A site search that cannot find “EPD” is like a library that whispers.
Checklist 5: External research channels show your docs
Most architects validate off‑site before they shortlist. Meet them there.
- A Google query for “{product name} EPD” returns your product page or a direct file within the first screen.
- Program operator listings reference your exact product names and link back correctly.
- Major spec libraries or product directories list the document in the right category.
Use structured filenames and consistent product naming to avoid orphaned results.
Checklist 6: Document hygiene prevents second guessing
Trust lives in the details.
- Each PDF shows a clear issue date, version, program operator, and verification status on page one.
- The product name and variant match the website exactly, including finishes or densities.

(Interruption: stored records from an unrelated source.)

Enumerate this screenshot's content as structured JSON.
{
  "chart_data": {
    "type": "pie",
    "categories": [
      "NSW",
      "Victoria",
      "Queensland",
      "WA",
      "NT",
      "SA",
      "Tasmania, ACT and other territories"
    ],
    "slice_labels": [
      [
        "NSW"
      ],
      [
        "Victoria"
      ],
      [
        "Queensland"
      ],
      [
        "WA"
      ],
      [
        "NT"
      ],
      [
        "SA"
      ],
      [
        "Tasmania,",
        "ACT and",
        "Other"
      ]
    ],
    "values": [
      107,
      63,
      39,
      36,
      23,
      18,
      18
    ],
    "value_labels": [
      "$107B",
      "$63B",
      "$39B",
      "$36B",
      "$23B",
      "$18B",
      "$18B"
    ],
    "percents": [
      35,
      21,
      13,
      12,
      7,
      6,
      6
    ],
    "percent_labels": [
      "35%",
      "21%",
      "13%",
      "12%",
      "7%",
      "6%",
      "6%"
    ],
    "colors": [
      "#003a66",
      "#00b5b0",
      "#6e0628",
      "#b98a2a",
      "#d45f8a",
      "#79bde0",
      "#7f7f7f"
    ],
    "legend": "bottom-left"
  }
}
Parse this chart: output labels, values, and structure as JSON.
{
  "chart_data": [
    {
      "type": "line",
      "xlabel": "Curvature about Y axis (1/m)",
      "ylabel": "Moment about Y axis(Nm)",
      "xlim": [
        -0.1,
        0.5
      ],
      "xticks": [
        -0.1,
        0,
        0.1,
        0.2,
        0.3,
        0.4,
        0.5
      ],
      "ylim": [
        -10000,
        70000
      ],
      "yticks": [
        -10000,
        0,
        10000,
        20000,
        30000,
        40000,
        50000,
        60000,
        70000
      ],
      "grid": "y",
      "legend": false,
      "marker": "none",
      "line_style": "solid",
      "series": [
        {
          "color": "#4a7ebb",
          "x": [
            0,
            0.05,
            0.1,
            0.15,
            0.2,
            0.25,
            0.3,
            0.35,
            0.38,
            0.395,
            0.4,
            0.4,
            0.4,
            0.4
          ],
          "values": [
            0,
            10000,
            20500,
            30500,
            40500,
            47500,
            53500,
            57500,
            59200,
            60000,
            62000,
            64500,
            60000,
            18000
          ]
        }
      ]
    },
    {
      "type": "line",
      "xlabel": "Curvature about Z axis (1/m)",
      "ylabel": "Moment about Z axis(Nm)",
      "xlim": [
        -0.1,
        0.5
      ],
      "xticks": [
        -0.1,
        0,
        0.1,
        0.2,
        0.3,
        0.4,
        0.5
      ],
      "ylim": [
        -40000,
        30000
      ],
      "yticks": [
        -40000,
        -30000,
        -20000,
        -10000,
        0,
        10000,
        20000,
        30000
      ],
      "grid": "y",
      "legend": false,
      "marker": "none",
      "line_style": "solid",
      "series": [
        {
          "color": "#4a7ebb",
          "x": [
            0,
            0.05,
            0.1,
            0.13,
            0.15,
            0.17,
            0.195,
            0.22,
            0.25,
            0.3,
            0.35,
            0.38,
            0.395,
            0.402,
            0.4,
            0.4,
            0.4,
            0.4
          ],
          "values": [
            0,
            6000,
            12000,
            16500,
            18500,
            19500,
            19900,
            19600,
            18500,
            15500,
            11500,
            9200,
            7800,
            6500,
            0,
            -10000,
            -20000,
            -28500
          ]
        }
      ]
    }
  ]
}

- Internal redirects avoid 404s and old links still resolve gracefully.
Small inconsistencies create big doubt, and doubt kills momentum.
Checklist 7: Speed, size, and accessibility
Files should open fast and be readable by everyone.
- PDFs load in under two seconds on a standard connection and stay under a reasonable file size.
- Text is selectable, tagged for accessibility, and searchable.
- Language variants are grouped so international teams are not forced to guess.
Slow pages feel like a tax. People will not pay it.
Checklist 8: Analytics and ownership
If no one owns findability, no one improves it.
- Track clicks on EPD links and on‑page search queries as events.
- Review top internal searches weekly to fix dead ends and rename links.
- Assign a single owner for document governance with a quarterly checklist review.
What gets measured gets maintained, and what gets ignored gets messy, fast.
Score it and expose the revenue leak
Give each checklist item 1 point for a pass, 0 for a fail. A score under 80% signals material leakage, because high‑intent researchers are abandoning before sales ever sees them. If you prefer a weighted view, double the points for product‑page visibility and site search, since those two drive the majority of discovery behavior in our testing. This is the kind of fix that pays back quickly, sometimes within one bid cycle, sometimes sooner.
Seven quick fixes that usually ship in a week
- Add an on‑page “Documents” block to every SKU template and place EPDs next to technical datasheets.
- Rename files with product name, version date, and language to improve search relevance.
- Create a dedicated “Environmental Documents” landing page that lists all EPDs with filters.
- Reindex PDFs and enable synonyms for EPD, LCA, HPD in site search.
- Update program operator listings with current product names and working backlinks.
- Move EPD links above the fold on mobile and desktop templates.
- Set analytics events on downloads and internal searches to catch friction in real time.
Tie it to what specs reward
LEED v5 and owner carbon targets make transparency a selection filter, not a nice‑to‑have. The study data shows architects want sustainable options and start on brand sites, yet they often struggle to find what they need. Make EPDs obvious on product pages, speak the language of search, and appear in external research channels. Do that and the spec math tilts your way. Skip it and the leak continues, silently, alot.